Apela a empresa demandada. Diz que a sentença foi contrária à prova produzida nos autos. Reitera a tese de ilegitimidade passiva, porquanto a demanda deveria ter sido direcionada apenas contra a fabricante da máquina. Cita o artigo 13, inciso I, do CPC. Vergasta a aplicação do CDC em razão da ausência de relação de consumo, sendo a máquina industrial um insumo na cadeia produtiva da parte autora. No mérito, narra que vendeu o aparelho e prestou todo o treinamento e assistência necessários. Sustenta indevida a devolução dos valores, pois a máquina foi adquirida há nove anos, sendo útil à produção e gerando lucros à demandante, ora apelada. Pugna pela adoção da responsabilidade subjetiva, com a necessidade de demonstração da culpa. Cita doutrina e afirma que os defeitos se deram por ação da própria recorrida. Alude rompido o nexo de causalidade. Diz que o ajuizamento da presente demanda fere o princípio da boa-fé. Pugna pela improcedência da ação. Quanto aos danos morais, refere inexistentes, pois a situação não ultrapassa os meros aborrecimentos. Aduz não se tratar de dano in re ipsa, não havendo prova de situação que enseje os danos efetivos. Alternativamente, pugna pela minoração do quantum.

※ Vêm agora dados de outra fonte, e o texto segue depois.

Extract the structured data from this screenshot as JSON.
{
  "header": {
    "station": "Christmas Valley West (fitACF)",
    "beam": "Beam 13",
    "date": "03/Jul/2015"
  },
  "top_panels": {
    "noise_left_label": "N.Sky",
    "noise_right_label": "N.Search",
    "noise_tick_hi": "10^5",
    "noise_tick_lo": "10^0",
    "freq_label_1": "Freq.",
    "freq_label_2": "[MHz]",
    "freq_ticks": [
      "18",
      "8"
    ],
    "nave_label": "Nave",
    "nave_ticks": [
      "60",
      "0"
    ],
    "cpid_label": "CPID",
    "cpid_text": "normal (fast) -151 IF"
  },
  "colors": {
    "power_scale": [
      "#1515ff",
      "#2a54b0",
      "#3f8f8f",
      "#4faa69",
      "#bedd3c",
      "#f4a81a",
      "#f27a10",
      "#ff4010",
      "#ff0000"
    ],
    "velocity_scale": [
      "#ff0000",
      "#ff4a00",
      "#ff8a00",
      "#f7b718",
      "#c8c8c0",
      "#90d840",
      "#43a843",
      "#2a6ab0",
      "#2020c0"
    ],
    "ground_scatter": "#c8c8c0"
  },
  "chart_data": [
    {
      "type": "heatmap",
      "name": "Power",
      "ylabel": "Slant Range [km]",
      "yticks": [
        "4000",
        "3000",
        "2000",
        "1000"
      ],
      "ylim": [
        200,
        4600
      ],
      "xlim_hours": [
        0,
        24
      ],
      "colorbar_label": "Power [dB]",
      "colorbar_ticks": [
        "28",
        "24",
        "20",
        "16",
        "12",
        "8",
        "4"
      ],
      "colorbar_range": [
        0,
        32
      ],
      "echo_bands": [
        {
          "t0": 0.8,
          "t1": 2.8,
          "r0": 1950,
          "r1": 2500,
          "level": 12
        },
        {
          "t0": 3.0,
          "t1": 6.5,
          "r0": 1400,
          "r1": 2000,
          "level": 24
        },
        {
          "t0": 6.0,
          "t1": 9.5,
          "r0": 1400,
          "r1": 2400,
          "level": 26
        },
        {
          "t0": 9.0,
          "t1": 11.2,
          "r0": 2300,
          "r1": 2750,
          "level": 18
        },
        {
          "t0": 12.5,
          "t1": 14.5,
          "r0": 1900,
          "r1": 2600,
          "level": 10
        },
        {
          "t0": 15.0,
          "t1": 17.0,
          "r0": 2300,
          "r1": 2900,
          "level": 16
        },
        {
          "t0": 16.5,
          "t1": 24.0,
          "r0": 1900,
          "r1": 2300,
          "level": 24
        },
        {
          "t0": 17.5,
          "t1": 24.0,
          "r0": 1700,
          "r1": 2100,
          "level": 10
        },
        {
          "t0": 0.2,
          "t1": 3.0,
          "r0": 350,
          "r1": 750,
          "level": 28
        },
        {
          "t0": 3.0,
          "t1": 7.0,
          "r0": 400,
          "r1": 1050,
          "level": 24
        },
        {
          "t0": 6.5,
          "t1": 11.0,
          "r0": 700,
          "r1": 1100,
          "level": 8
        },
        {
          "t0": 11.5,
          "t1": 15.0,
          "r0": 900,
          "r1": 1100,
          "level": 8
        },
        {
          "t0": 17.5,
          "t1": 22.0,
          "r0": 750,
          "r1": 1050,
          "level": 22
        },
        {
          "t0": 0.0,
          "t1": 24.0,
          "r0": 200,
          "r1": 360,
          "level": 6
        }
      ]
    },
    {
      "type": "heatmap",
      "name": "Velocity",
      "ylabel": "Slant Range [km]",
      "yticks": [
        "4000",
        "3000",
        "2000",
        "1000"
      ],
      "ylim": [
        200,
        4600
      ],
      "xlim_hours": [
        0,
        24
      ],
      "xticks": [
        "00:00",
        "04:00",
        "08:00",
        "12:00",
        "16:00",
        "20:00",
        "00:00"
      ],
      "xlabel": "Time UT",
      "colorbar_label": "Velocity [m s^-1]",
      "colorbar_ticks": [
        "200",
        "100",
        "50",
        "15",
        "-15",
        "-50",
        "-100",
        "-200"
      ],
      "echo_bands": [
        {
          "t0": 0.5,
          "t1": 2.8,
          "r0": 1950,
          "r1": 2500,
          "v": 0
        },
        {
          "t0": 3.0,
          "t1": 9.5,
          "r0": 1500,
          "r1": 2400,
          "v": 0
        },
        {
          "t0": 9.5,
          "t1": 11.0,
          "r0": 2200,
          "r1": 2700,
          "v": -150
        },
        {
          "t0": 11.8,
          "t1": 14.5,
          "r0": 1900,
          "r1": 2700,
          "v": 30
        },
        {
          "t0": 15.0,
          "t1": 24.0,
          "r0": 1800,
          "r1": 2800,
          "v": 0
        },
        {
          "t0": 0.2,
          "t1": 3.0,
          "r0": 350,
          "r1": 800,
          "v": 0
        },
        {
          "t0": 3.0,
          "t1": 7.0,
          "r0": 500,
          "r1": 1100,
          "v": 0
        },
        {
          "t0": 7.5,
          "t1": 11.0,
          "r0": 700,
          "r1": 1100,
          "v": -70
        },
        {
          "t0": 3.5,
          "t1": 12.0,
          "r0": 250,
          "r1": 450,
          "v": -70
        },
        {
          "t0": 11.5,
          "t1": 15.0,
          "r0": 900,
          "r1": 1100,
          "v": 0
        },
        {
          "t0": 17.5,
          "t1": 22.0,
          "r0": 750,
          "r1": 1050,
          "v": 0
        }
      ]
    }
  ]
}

A parte autora igualmente recorre, pleiteando seja majorada a indenização por danos morais e também o percentual relativo aos honorários advocatícios. Afirma que teve diversos problemas em função do episódio narrado na inicial, ficando sem condições de pagar as mensalidades da própria máquina, tendo o seu nome negativado junto aos órgãos cadastrais, inclusive. Cita jurisprudência e pede o montante de R$ 20.000,00 (vinte mil reais) a compensar os danos extrapatrimoniais. Quanto à verba honorária, destaca a valorização da advocacia pelo trabalho desenvolvido, em consonância com os requisitos do CPC, trazendo jurisprudência e doutrina quanto ao ponto.

Com contrarrazões de ambas as partes, subiram os autos.

É o relatório.

VOTO

Colegas.

Inicialmente, calha ponderar acerca da aplicação do Código de Defesa do Consumidor.

A propósito, sem embargo de entendimentos contrários, tenho que a parte apelada se enquadra como destinatária final na relação jurídica havida entre os litigantes, conforme magistério de CLÁUDIA LIMA MARQUES:

O ponto de partida desta extensão do campo de aplicação do CDC é a observação de que muitas pessoas, mesmo não sendo consumidores strictu sensu, podem ser atingidas ou prejudicadas pelas atividades dos fornecedores no mercado. Estas pessoas, grupos e mesmo profissionais podem intervir nas relações de consumo de outra forma a ocupar uma posição de vulnerabilidade. Mesmo não preenchendo as características de um consumidor strictu sensu, a posição preponderante (Machtposition) do fornecedor e a posição de vulnerabilidade destas pessoas sensibilizam o legislador e, agora, os aplicadores da lei. (Comentários ao CDC, RT 2ª edição, 2005, p.87.)

Na espécie, cumpre referir que a autora se utiliza da máquina comercializada pela requerida ao fomento de sua atividade comercial, razão por que, nessa condição, se apresenta como destinatária final do referido serviço disponibilizado, stricto sensu, nos precisos termos da análise jurídico-semântica da expressão “consumidor final”, haja vista o flagrante desequilíbrio existente entre as partes – autora/trabalhadora e ré/empresa especializada em comércio de máquinas dessa natureza – pela hipossuficiência técnica.

Daí a aplicação do Código de Defesa do Consumidor.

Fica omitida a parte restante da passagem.